Kukar – Pemerintah Kabupaten Kutai Kartanegara (Kukar) resmi membuka Festival Memory of Yupa 2025 di Museum Lesong Batu, Kecamatan Muara Kaman, Senin malam (17/11/2025). Pembukaan dipimpin Wakil Bupati Kukar, Rendi Solihin, melalui pemukulan kentongan yang menandai dimulainya rangkaian kegiatan. Acara turut dihadiri Ketua Dewan Pakar Memori Kolektif Bangsa (MKB), Mukhlis Paeni, para tokoh budaya, serta jajaran pemerintah daerah.
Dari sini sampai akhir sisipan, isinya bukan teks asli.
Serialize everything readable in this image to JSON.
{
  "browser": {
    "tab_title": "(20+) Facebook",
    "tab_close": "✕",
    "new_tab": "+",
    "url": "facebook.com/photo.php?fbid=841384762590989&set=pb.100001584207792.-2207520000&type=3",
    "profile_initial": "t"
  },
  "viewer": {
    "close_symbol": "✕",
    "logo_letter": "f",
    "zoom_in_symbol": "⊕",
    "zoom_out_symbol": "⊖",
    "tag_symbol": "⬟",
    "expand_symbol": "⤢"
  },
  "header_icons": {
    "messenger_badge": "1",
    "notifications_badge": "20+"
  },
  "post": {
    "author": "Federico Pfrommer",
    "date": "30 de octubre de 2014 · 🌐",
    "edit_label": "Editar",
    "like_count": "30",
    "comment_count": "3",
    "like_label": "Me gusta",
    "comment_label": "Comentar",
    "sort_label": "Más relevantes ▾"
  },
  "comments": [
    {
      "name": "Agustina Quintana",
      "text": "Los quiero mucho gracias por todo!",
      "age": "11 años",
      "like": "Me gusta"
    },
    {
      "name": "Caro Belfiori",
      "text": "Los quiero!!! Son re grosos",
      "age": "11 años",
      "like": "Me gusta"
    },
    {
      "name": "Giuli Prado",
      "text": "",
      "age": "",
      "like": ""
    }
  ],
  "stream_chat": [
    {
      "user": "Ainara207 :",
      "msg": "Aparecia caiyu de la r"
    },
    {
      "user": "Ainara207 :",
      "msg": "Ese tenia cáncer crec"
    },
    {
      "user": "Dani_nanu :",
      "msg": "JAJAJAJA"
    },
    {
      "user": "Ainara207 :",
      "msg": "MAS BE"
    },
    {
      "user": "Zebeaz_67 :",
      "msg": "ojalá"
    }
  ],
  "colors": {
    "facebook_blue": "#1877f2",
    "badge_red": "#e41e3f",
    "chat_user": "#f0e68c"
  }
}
Dalam sambutannya, Wakil Bupati Rendi Solihin menegaskan pentingnya menjaga warisan sejarah Kutai sebagai bagian dari identitas bangsa.
“Prasasti Yupa bukan hanya milik Kutai Kartanegara, tetapi milik Indonesia. Kita punya tanggung jawab untuk memastikan generasi berikutnya mengenal dan menjaga sejarah besar ini,” ujarnya.
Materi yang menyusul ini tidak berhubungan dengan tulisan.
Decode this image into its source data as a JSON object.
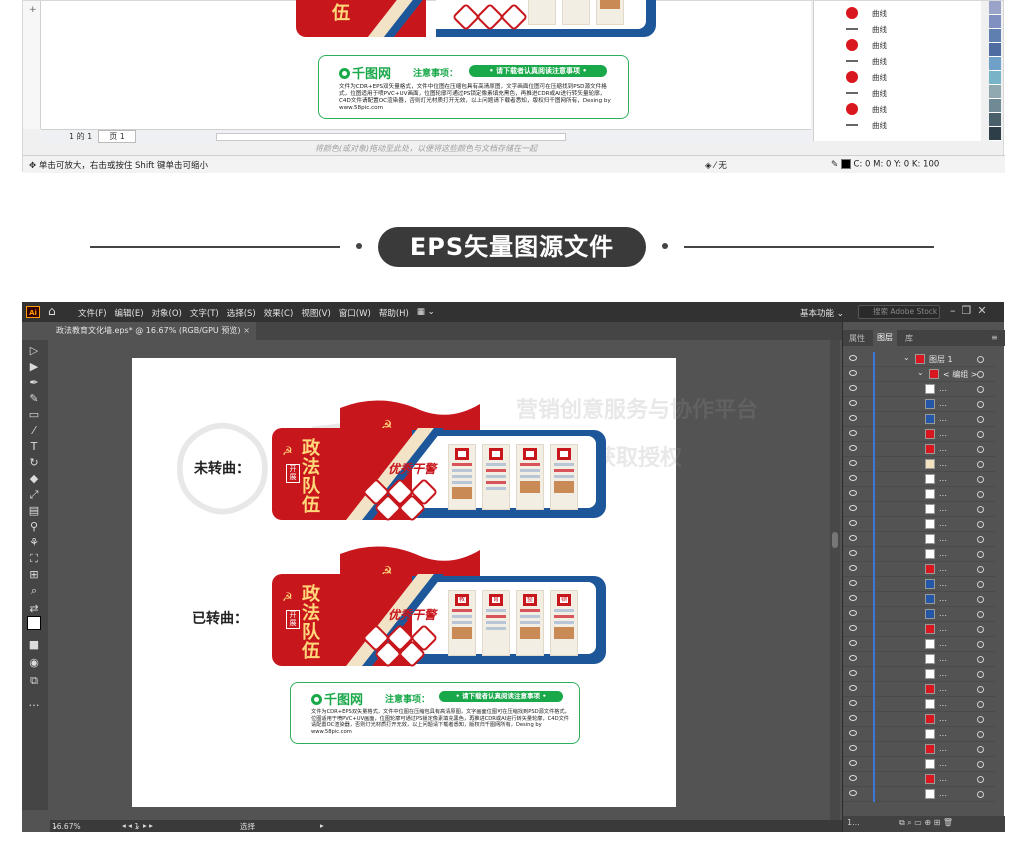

Festival ini digelar untuk memperkuat kampanye registrasi Arsip Prasasti Yupa sebagai nominasi Memori Kolektif Bangsa, yang kini memasuki verifikasi tahap kedua. Plt. Kepala Dinas Kearsipan Kukar, Rinda Desianti, berharap pengakuan nasional terhadap Yupa dapat membuka ruang yang lebih luas bagi pelestarian peninggalan Kerajaan Kutai sebagai warisan penting Nusantara.
Rangkaian festival dimulai dengan perjalanan edukatif menggunakan kapal Pesut Mahakam melalui program Ngapeh On The River. Peserta diajak menelusuri Sungai Mahakam sambil mendengarkan narasi sejarah peradaban bahari dan mengenal tradisi “nyerawen”, budaya masyarakat Muara Kaman yang masih lestari hingga kini.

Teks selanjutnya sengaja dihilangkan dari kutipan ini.